Security cameras, CCTV and machine vision are some common use cases, with NIR LEDs used to illuminate subjects. These cameras are able to gather data such as car registration plate information, toll tag details, or biometrics for access control or identification. And because they can be used with silicon photodetectors, they’re also ideal for smoke detectors, touchscreens and gesture-recognition systems.
NIR LEDs in spectroscopy
Anyone who has watched CSI: Crime Scene Investigation will know how much use is made of spectroscopy, including NIR spectroscopy, to evaluate clues. And NIR spectroscopy is being used in other ways, too. A relatively recent development has been to use it to assess the quality and properties of the food or medicines we ingest.
This works by shining light from NIR LEDs onto an object. This light is either absorbed or reflected, depending on the molecular makeup of the item being investigated. Using a wavelength-selective detector, you can pick up the reflected light and consequently determine what materials are present.
Where this would once have required big, complex spectroscopy machines, today’s powerful NIR LEDs can be built into hand-held devices. Suppliers such as Osram Opto Semiconductors (with its IR OSLON Black Series LEDs) and Lumileds (with the LUXEON IR LEDs) are coming up with infrared LEDs for this kind of use case.
One of the techniques that makes these high-power NIR LEDs possible is phosphor conversion, which changes the wavelength of the light the LED produces. The original light may be in the visible spectrum, but by passing it through layers of phosphor on top of the diode, it produces luminescence, increasing the light’s wavelength. In this way, you can produce a variety of NIR wavelengths. Using optical domes is another way to control how and where light is emitted. And remember that you can improve NIR spectroscopy performance and bandwidth by using multiple wavelengths in your system design.
Transforming lighting at either end of the rainbow
The benefits of LEDs mean they are having a massively positive impact for applications in both the visible light spectrum and beyond.
At the violet end, UV light is divided into three bands.
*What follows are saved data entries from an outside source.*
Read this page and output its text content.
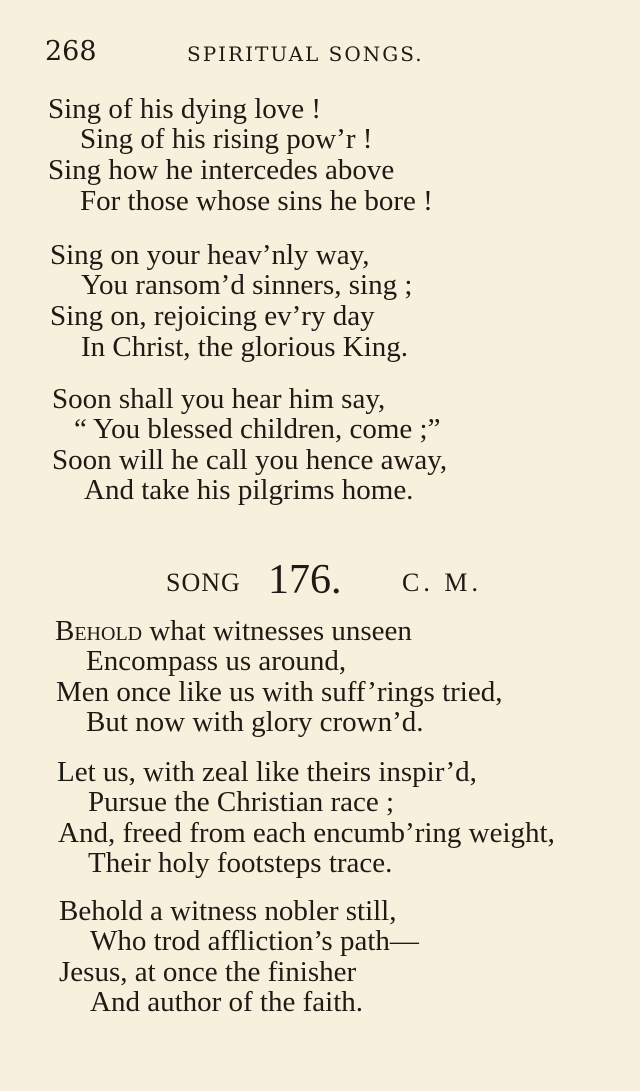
268	SPIRITUAL SONGS.
Sing of his dying love !
Sing of his rising pow’r !
Sing how he intercedes above
For those whose sins he bore !
Sing on your heav’nly way,
You ransom’d sinners, sing ;
Sing on, rejoicing ev’ry day
In Christ, the glorious King.
Soon shall you hear him say,
“ You blessed children, come ;”
Soon will he call you hence away,
And take his pilgrims home.
SONG 176. C. M.
Behold what witnesses unseen
Encompass us around,
Men once like us with suff’rings tried,
But now with glory crown’d.
Let us, with zeal like theirs inspir’d,
Pursue the Christian race ;
And, freed from each encumb’ring weight,
Their holy footsteps trace.
Behold a witness nobler still,
Who trod affliction’s path—
Jesus, at once the finisher
And author of the faith.
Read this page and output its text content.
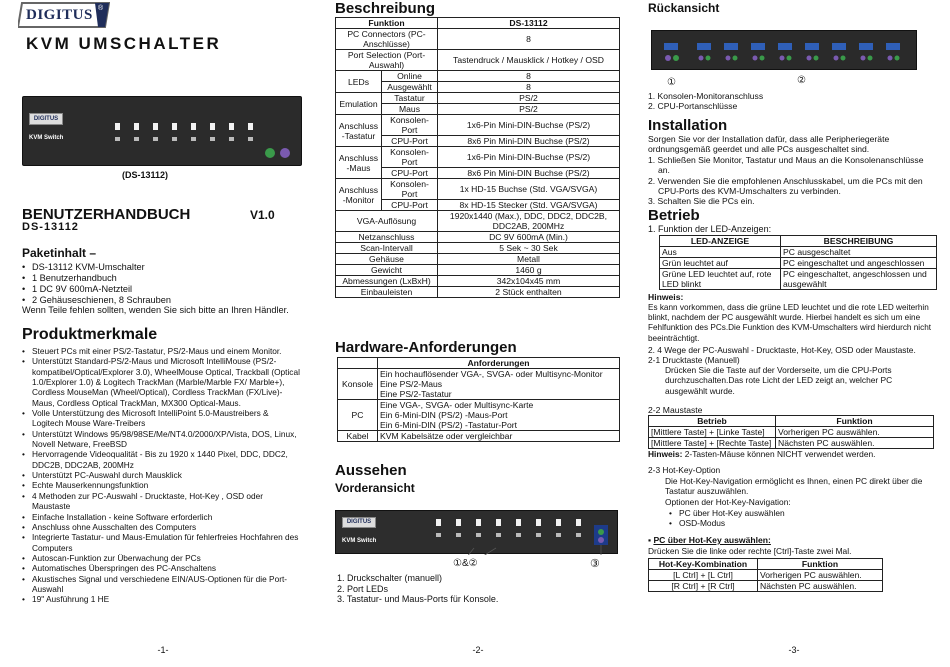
DIGITUS ®
KVM UMSCHALTER
DIGITUS
KVM Switch
(DS-13112)
BENUTZERHANDBUCH	V1.0
DS-13112
Paketinhalt –
• DS-13112 KVM-Umschalter
• 1 Benutzerhandbuch
• 1 DC 9V 600mA-Netzteil
• 2 Gehäuseschienen, 8 Schrauben
Wenn Teile fehlen sollten, wenden Sie sich bitte an Ihren Händler.
Produktmerkmale
• Steuert PCs mit einer PS/2-Tastatur, PS/2-Maus und einem Monitor.
• Unterstützt Standard-PS/2-Maus und Microsoft IntelliMouse (PS/2-kompatibel/Optical/Explorer 3.0), WheelMouse Optical, Trackball (Optical 1.0/Explorer 1.0) & Logitech TrackMan (Marble/Marble FX/ Marble+), Cordless MouseMan (Wheel/Optical), Cordless TrackMan (FX/Live)-Maus, Cordless Optical TrackMan, MX300 Optical-Maus.
• Volle Unterstützung des Microsoft IntelliPoint 5.0-Maustreibers & Logitech Mouse Ware-Treibers
• Unterstützt Windows 95/98/98SE/Me/NT4.0/2000/XP/Vista, DOS, Linux, Novell Netware, FreeBSD
• Hervorragende Videoqualität - Bis zu 1920 x 1440 Pixel, DDC, DDC2, DDC2B, DDC2AB, 200MHz
• Unterstützt PC-Auswahl durch Mausklick
• Echte Mauserkennungsfunktion
• 4 Methoden zur PC-Auswahl - Drucktaste, Hot-Key , OSD oder Maustaste
• Einfache Installation - keine Software erforderlich
• Anschluss ohne Ausschalten des Computers
• Integrierte Tastatur- und Maus-Emulation für fehlerfreies Hochfahren des Computers
• Autoscan-Funktion zur Überwachung der PCs
• Automatisches Überspringen des PC-Anschaltens
• Akustisches Signal und verschiedene EIN/AUS-Optionen für die Port-Auswahl
• 19" Ausführung 1 HE
-1-
Beschreibung
Funktion		DS-13112
PC Connectors (PC-Anschlüsse)		8
Port Selection (Port-Auswahl)		Tastendruck / Mausklick / Hotkey / OSD
LEDs	Online	8
	Ausgewählt	8
Emulation	Tastatur	PS/2
	Maus	PS/2
Anschluss -Tastatur	Konsolen-Port	1x6-Pin Mini-DIN-Buchse (PS/2)
	CPU-Port	8x6 Pin Mini-DIN Buchse (PS/2)
Anschluss -Maus	Konsolen-Port	1x6-Pin Mini-DIN-Buchse (PS/2)
	CPU-Port	8x6 Pin Mini-DIN Buchse (PS/2)
Anschluss -Monitor	Konsolen-Port	1x HD-15 Buchse (Std. VGA/SVGA)
	CPU-Port	8x HD-15 Stecker (Std. VGA/SVGA)
VGA-Auflösung		1920x1440 (Max.), DDC, DDC2, DDC2B, DDC2AB, 200MHz
Netzanschluss		DC 9V 600mA (Min.)
Scan-Intervall		5 Sek ~ 30 Sek
Gehäuse		Metall
Gewicht		1460 g
Abmessungen (LxBxH)		342x104x45 mm
Einbauleisten		2 Stück enthalten
Hardware-Anforderungen
	Anforderungen
Konsole	Ein hochauflösender VGA-, SVGA- oder Multisync-Monitor
Eine PS/2-Maus
Eine PS/2-Tastatur

PC	Eine VGA-, SVGA- oder Multisync-Karte
Ein 6-Mini-DIN (PS/2) -Maus-Port
Ein 6-Mini-DIN (PS/2) -Tastatur-Port

Kabel	KVM Kabelsätze oder vergleichbar
Aussehen
Vorderansicht
DIGITUS
KVM Switch
①&②	③
1. Druckschalter (manuell)
2. Port LEDs
3. Tastatur- und Maus-Ports für Konsole.
-2-
Rückansicht
①	②
1. Konsolen-Monitoranschluss
2. CPU-Portanschlüsse
Installation
Sorgen Sie vor der Installation dafür, dass alle Peripheriegeräte ordnungsgemäß geerdet und alle PCs ausgeschaltet sind.
1. Schließen Sie Monitor, Tastatur und Maus an die Konsolenanschlüsse an.
2. Verwenden Sie die empfohlenen Anschlusskabel, um die PCs mit den CPU-Ports des KVM-Umschalters zu verbinden.
3. Schalten Sie die PCs ein.
Betrieb
1. Funktion der LED-Anzeigen:
LED-ANZEIGE	BESCHREIBUNG
Aus	PC ausgeschaltet
Grün leuchtet auf	PC eingeschaltet und angeschlossen
Grüne LED leuchtet auf, rote LED blinkt	PC eingeschaltet, angeschlossen und ausgewählt
Hinweis:
Es kann vorkommen, dass die grüne LED leuchtet und die rote LED weiterhin blinkt, nachdem der PC ausgewählt wurde. Hierbei handelt es sich um eine Fehlfunktion des PCs.Die Funktion des KVM-Umschalters wird hierdurch nicht beeinträchtigt.
2. 4 Wege der PC-Auswahl - Drucktaste, Hot-Key, OSD oder Maustaste.
2-1 Drucktaste (Manuell)
Drücken Sie die Taste auf der Vorderseite, um die CPU-Ports durchzuschalten.Das rote Licht der LED zeigt an, welcher PC ausgewählt wurde.
2-2 Maustaste
Betrieb	Funktion
[Mittlere Taste] + [Linke Taste]	Vorherigen PC auswählen.
[Mittlere Taste] + [Rechte Taste]	Nächsten PC auswählen.
Hinweis: 2-Tasten-Mäuse können NICHT verwendet werden.
2-3 Hot-Key-Option
Die Hot-Key-Navigation ermöglicht es Ihnen, einen PC direkt über die Tastatur auszuwählen.
Optionen der Hot-Key-Navigation:
• PC über Hot-Key auswählen
• OSD-Modus
▪ PC über Hot-Key auswählen:
Drücken Sie die linke oder rechte [Ctrl]-Taste zwei Mal.
Hot-Key-Kombination	Funktion
[L Ctrl] + [L Ctrl]	Vorherigen PC auswählen.
[R Ctrl] + [R Ctrl]	Nächsten PC auswählen.
-3-
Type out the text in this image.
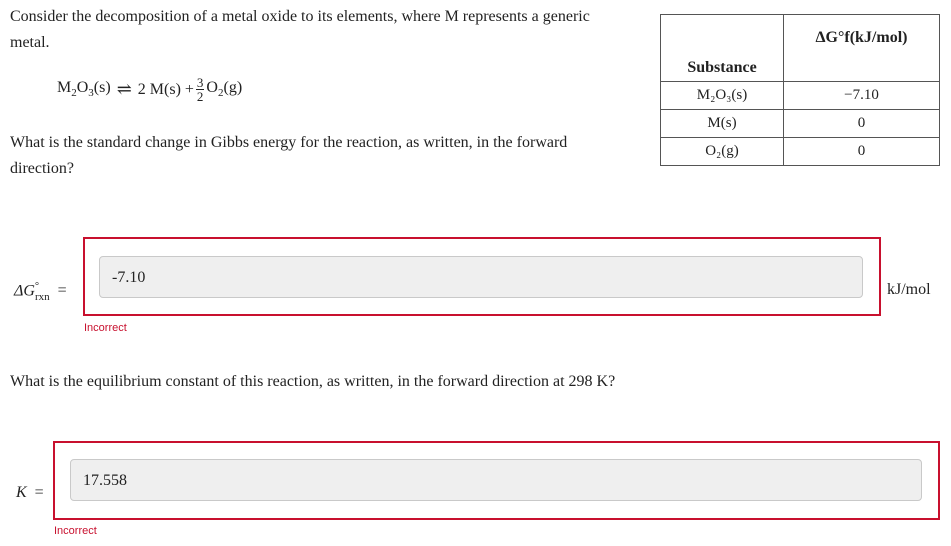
Consider the decomposition of a metal oxide to its elements, where M represents a generic metal.
$M_2O_3(s)$ ⇌ 2 $M(s) + \frac{3}{2} O_2(g)$
Substance	ΔG°f(kJ/mol)
M₂O₃(s)	−7.10
M(s)	0
O₂(g)	0
What is the standard change in Gibbs energy for the reaction, as written, in the forward direction?
$\Delta G^\circ_{rxn}$ =
-7.10
kJ/mol
Incorrect
What is the equilibrium constant of this reaction, as written, in the forward direction at 298 K?
K =
17.558
Incorrect
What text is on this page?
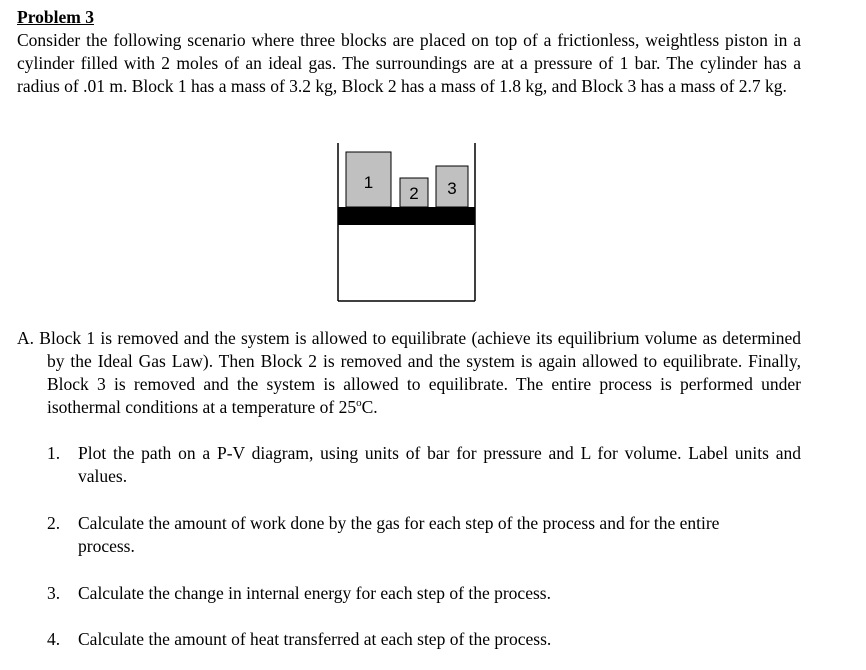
Problem 3

Consider the following scenario where three blocks are placed on top of a frictionless, weightless piston in a cylinder filled with 2 moles of an ideal gas. The surroundings are at a pressure of 1 bar. The cylinder has a radius of .01 m. Block 1 has a mass of 3.2 kg, Block 2 has a mass of 1.8 kg, and Block 3 has a mass of 2.7 kg.

1
2 3

A. Block 1 is removed and the system is allowed to equilibrate (achieve its equilibrium volume as determined by the Ideal Gas Law). Then Block 2 is removed and the system is again allowed to equilibrate. Finally, Block 3 is removed and the system is allowed to equilibrate. The entire process is performed under isothermal conditions at a temperature of 25$^o$C.

1.	Plot the path on a P-V diagram, using units of bar for pressure and L for volume. Label units and values.
2.	Calculate the amount of work done by the gas for each step of the process and for the entire process.
3.	Calculate the change in internal energy for each step of the process.
4.	Calculate the amount of heat transferred at each step of the process.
The first of these “UV-A” is where LEDs are being used for inkjet printing, curing substances and sterilizing equipment. And beyond red, there are the five bands of IR light, including NIR, where LEDs can be used in spectroscopy.
So in the same way LEDs have transformed the world of visible lighting, they are also revolutionizing the light we cannot see, at either end of the rainbow. How could you use UV or IR LEDs in your designs?